I was hauntingly reminded of these words while watching Forty Winks, Kevin Elyot’s latest play that is now premiering at the Royal Court. The point about theatre, says Charlie, a budding 31-year-old fictional playwright in the play, is that “it can give you what you can’t actually have”; and Elyot, the playwright who created him, has obsessively re-written the same play again and again about seeking to reclaim those lost but defining moments in life that got away and can’t be had again, from My Night with Reg and Mouth to Mouth (also originally premiered at the Court) to The Day I Stood Still (seen at the National).

“If we could only step back….”, says Diana to Don, the boy she once loved at school, when they are reunited for the first time in 14 years in this play. She’s now married to Charlie’s older brother Howard, who was the school prefect who not only stole Don’s girlfriend but also shopped Don to the headmaster for stealing a book – another event that Don has brooded over and resented ever since. Charlie, meanwhile, has also always had an unrequited passion for Don that has stayed with him forever, too.

As these events are pored over in four short, intimate, compressed scenes that play out in just 70 lean minutes and across different time-frame jumps, Elyot has created an intricately patterned drama about the complexities of love and loss. It’s also possibly his most disturbing play yet for reasons it would be unfair to spoil the surprise of.

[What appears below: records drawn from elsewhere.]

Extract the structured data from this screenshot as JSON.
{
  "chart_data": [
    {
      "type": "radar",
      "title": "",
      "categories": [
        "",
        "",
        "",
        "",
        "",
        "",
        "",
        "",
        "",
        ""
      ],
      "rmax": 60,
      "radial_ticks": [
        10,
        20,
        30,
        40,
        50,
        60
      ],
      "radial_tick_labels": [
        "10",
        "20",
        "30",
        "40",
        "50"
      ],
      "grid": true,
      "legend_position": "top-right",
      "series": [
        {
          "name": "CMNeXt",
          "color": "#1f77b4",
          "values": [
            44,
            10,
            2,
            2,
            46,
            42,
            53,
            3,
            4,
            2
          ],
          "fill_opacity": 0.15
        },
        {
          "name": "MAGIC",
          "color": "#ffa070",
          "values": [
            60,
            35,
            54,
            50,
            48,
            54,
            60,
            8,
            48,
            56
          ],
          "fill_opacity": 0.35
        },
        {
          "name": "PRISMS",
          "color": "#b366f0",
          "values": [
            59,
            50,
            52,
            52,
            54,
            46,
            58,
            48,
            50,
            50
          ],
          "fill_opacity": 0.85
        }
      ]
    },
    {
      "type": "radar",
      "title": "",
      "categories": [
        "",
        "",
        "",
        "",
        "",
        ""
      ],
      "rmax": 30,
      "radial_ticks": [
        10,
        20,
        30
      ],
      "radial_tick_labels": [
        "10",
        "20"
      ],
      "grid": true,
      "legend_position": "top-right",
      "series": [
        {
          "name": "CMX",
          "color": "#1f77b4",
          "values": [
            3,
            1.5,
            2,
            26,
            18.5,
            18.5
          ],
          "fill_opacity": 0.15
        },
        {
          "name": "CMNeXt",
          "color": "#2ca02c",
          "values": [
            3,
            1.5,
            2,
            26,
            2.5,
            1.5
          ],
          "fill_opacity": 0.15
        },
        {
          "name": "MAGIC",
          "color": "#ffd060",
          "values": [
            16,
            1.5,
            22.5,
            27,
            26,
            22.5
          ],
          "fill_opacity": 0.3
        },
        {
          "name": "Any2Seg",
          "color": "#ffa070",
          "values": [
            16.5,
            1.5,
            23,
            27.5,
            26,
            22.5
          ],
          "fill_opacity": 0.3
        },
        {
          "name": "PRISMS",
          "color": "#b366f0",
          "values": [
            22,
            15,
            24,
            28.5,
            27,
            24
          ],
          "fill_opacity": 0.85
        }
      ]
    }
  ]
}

Katie Mitchell’s deliberately spare but emotionally charged production plays it with a febrile, minutely calibrated tension that exerts a powerful hold throughout. It’s only a pity that Hildegard Bechtler’s impressive design requires lengthy scene changes that threaten to dissipate the tension between each scene. But it is blessed with an amazing ensemble of terrific actors, including Dominic Rowan as Don, Anastasia Hille as Diane, Simon Wilson as her husband Howard and Paul Ready as Howard’s brother Charlie.